Et maintenant, plus que lui.

« Je n'en vois pas la nécessité, » grommela Bobby, après un long moment. « Il ne va pas devenir un esprit errant et enragé, et ce tatouage sur sa poitrine empêchera quoi que ce soit d'autre qui pourrait vouloir utiliser son corps. » Il réfléchit une seconde, et ajouta : « On peut aussi consacrer le sol dans lequel on va l'enterrer.

- Merci, Bobby. »

Ils travaillèrent en silence pendant un moment, ensuite, arrivant même à se débrouiller avec l'incommodité qu'il y avait à rouler le corps de Dean sur le côté pour pouvoir laver son dos. Sam le maintint pour que Bobby puisse finir le nettoyage, et s'il ferma les yeux et appuya la tête une fois sur l'épaule de Dean, Bobby ne fit aucun commentaire à ce sujet.
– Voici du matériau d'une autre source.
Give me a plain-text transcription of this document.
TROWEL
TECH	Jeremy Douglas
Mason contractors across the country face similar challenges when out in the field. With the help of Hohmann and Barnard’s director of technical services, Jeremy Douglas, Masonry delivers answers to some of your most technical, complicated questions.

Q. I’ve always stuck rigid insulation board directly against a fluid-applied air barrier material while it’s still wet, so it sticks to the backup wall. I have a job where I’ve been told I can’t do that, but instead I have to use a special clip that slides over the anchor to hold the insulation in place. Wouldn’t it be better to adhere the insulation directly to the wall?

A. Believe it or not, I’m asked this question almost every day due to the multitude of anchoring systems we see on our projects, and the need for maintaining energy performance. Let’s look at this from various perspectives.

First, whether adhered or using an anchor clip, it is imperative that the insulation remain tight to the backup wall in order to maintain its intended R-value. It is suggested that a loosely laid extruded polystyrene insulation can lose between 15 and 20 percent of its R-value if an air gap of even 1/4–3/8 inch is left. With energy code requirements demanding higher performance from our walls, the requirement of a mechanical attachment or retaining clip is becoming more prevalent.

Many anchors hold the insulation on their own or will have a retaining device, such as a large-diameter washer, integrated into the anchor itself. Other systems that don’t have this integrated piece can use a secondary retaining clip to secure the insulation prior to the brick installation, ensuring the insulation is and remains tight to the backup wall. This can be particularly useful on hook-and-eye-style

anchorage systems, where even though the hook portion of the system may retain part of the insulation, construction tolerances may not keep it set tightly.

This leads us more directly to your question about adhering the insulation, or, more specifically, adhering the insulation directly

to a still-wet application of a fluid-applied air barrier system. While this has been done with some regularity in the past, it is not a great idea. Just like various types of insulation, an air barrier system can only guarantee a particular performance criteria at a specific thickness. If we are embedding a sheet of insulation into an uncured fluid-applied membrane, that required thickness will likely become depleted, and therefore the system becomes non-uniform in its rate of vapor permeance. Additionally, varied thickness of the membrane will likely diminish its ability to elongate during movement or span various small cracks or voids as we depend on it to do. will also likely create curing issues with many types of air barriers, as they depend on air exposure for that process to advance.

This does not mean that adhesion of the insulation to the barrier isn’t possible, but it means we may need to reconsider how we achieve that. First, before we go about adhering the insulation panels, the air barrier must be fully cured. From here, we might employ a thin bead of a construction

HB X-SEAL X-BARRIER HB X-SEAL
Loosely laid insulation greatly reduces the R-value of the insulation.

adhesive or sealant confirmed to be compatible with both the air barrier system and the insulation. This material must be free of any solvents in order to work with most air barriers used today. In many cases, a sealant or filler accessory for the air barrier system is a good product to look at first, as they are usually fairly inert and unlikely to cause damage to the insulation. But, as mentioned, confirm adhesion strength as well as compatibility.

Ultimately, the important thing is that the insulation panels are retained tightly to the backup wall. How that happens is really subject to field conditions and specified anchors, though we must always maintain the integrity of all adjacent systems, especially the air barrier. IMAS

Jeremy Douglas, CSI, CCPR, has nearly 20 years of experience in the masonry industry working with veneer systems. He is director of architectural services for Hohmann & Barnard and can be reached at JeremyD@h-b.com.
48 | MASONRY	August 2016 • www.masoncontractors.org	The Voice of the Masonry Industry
Bobby déposa une bâche propre et encore des herbes écrasées avant qu'ils l'allongent de nouveau sur la table et Sam tira une couverture sur sa poitrine, masquant les dommages, mais ne put se résoudre à recouvrir le visage de Dean. Le soleil du petit matin qui filtrait à travers les fenêtres sales ne faisait que souligner son immobilité de statue de marbre.
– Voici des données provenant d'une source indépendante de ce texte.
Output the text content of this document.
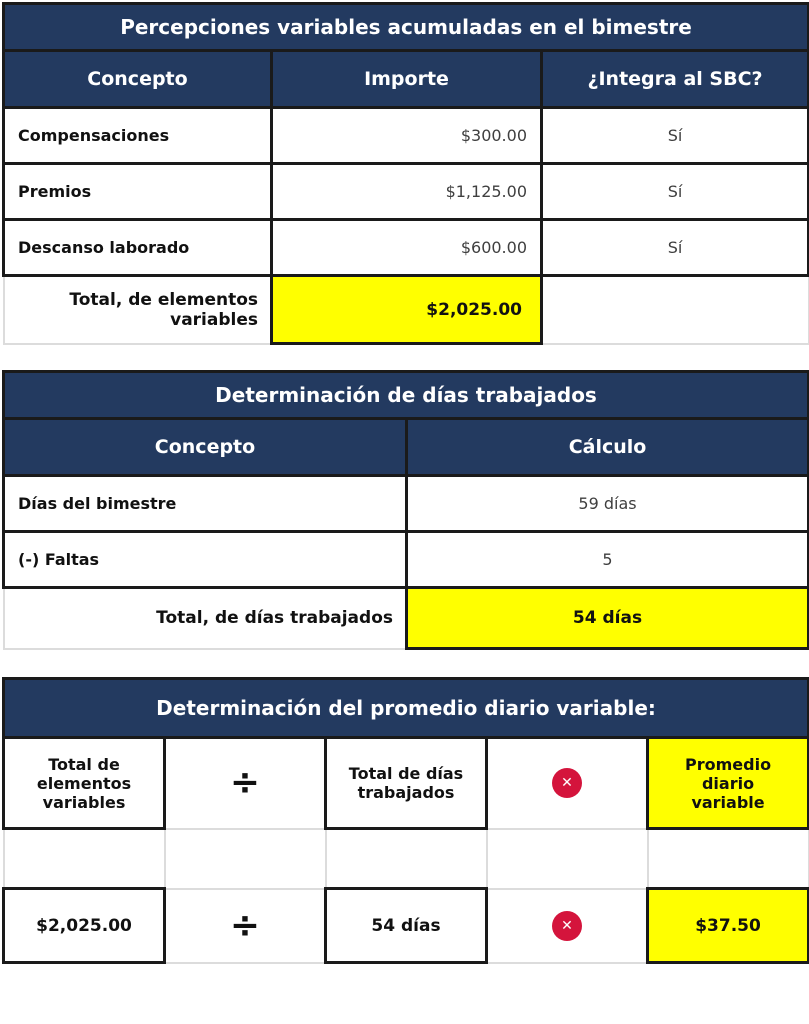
Percepciones variables acumuladas en el bimestre		
Concepto	Importe	¿Integra al SBC?
Compensaciones	$300.00	Sí
Premios	$1,125.00	Sí
Descanso laborado	$600.00	Sí
Total, de elementos variables	$2,025.00	
Determinación de días trabajados	
Concepto	Cálculo
Días del bimestre	59 días
(-) Faltas	5
Total, de días trabajados	54 días
Determinación del promedio diario variable:				
Total de elementos variables	÷	Total de días trabajados	✕	Promedio diario variable

$2,025.00	÷	54 días	✕	$37.50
« Combien de temps avant que la rigidité ne passe, Bobby ? On ne peut pas… l'habiller comme ça, et je ne vais pas me contenter de l'envelopper et de le jeter dans un trou.

- Sam. Tu parles d'un jour entier supplémentaire, peut-être deux.

- Très bien. On peut commencer à réfléchir à comment on va le ramener.

- Sam…

- Je ne vais pas le laisser en bas, Bobby. Je refuse. Papa a réussi à sortir quand la porte du diable s'est ouverte ; il doit y avoir un moyen pour Dean, aussi. Il faut qu'il y en ait un. » Les larmes rebelles firent à nouveau leur apparition, et il les ravala par la force même si elles bloquaient sa voix dans sa gorge. « Peut-être qu'on ne peut pas le ramener ici, vivant, mais on ne peut pas non plus le laisser en Enfer. » En dépit de tous ses efforts, les larmes se mirent à couler librement, mais il fit de son mieux pour ignorer les traces qu'elles laissaient sur ses joues quand il croisa le regard de Bobby avec défi. « Ce n'est pas sa place, et tu le sais. »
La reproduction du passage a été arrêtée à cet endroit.